To the extent their claims are based on alleged violations of federal criminal statutes, Plaintiffs fail to state a claim upon which relief may be granted.
3. Remaining Claims
Plaintiffs list other statutes in the title of their complaint and state that their “[l]awsuit is being filed for all of the above reason[.]” (See doc. 2 at 1.) They do not again mention the statutes or provide any facts in support of any claims under the, however. Accordingly, they have also failed to state a claim upon which relief may be granted under those statutes.
V. LEAVE TO AMEND
The Fifth Circuit is inclined to give pro se plaintiffs several opportunities to state a claim upon which relief can be granted. See Scott v. Brynes, No. 3:07-CV-1975-D, 2008 WL 398314, at *1 (N.D. Tex. Feb. 13, 2008); Sims v. Tester, No. 3:00-CV-0863-D, 2001 WL 627600, at *2 (N.D. Tex. Feb. 13, 2001). Courts therefore typically allow pro se plaintiffs an opportunity to amend their complaints when the action is to be dismissed pursuant to a court order. See Robinette v. Merrill Lynch, Pierce, Fenner & Smith, Inc., No. 3:96-CV-2923-D, 2004 WL 789870, at *2 (N.D. Tex. Apr. 12, 2004); Sims, 2001 WL 627600, at *2. Courts, nonetheless, may appropriately dismiss an action with prejudice without giving an opportunity to amend when the plaintiff fails to respond to a motion to dismiss after being specifically invited to do so by the court, Rodriguez v. United States, 66 F.3d 95, 97 (5th Cir. 1995), or if it finds that the plaintiff has alleged his or her best case, Jones v. Greninger, 188 F.3d 322, 327 (5th Cir. 1999); Wiggins v. La. State Univ.-Health Care Servs. Div., 710 Fed.Appx. 625, 627 (5th Cir. 2017) (citations omitted).

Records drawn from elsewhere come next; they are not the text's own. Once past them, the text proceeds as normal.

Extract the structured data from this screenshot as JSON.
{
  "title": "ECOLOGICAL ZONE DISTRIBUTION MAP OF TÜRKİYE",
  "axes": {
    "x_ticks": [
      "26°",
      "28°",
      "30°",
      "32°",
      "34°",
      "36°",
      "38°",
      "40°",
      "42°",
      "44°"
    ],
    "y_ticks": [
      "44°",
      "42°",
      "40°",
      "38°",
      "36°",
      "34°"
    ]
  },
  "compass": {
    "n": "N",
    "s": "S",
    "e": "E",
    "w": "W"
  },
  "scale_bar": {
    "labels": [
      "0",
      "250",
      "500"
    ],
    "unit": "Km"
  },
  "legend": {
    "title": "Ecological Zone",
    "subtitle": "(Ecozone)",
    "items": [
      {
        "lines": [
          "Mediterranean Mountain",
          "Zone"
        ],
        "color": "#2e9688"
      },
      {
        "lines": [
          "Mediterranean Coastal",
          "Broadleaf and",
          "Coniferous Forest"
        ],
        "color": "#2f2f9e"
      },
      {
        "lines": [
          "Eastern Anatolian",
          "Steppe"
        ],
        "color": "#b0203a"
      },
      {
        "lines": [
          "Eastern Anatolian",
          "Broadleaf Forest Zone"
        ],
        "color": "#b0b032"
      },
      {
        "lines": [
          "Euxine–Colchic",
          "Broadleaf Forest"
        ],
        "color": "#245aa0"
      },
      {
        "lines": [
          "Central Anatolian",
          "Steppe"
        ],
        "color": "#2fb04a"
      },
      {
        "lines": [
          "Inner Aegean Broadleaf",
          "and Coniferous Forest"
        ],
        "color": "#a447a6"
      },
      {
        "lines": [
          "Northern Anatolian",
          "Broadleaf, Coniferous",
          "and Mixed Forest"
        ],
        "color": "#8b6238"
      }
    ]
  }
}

Here, Plaintiffs failed to respond to the motion to dismiss despite being specifically invited to do so, and they seek to sue an immune defendants. Further leave to amend is neither necessary nor warranted.
VI. RECOMMENDATION
Judge's motion to dismiss should be GRANTED. Any claims against him in his official capacity should be DISMISSED WITHOUT PREJUDICE under the Eleventh Amendment, and the claims against him in his individual capacity should be DISMISSED WITH PREJUDICE for failure to state a claim.
SO RECOMMENDED.
INSTRUCTIONS FOR SERVICE AND NOTICE OF RIGHT TO APPEAL/OBJECT
A copy of these findings, conclusions, and recommendation shall be served on all parties in the manner provided by law. Any party who objects to any part of these findings, conclusions and recommendation must file specific written objections within 14 days after being served with a copy. See 28 U.S.C. § 636(b)(1); Fed.R.Civ.P. 72(b). In order to be specific, an objection must identify the specific finding or recommendation to which objection is made, state the basis for the objection, and specify the place in the magistrate judge's findings, conclusions and recommendation where the disputed determination is found. An objection that merely incorporates by reference or refers to the briefing before the magistrate judge is not specific. Failure to file specific written objections will bar the aggrieved party from appealing the factual findings and legal conclusions of the magistrate judge that are accepted or adopted by the district court, except upon grounds of plain error. See Douglass v. United Servs. Automobile Ass'n, 79 F.3d 1415, 1417 (5th Cir. 1996).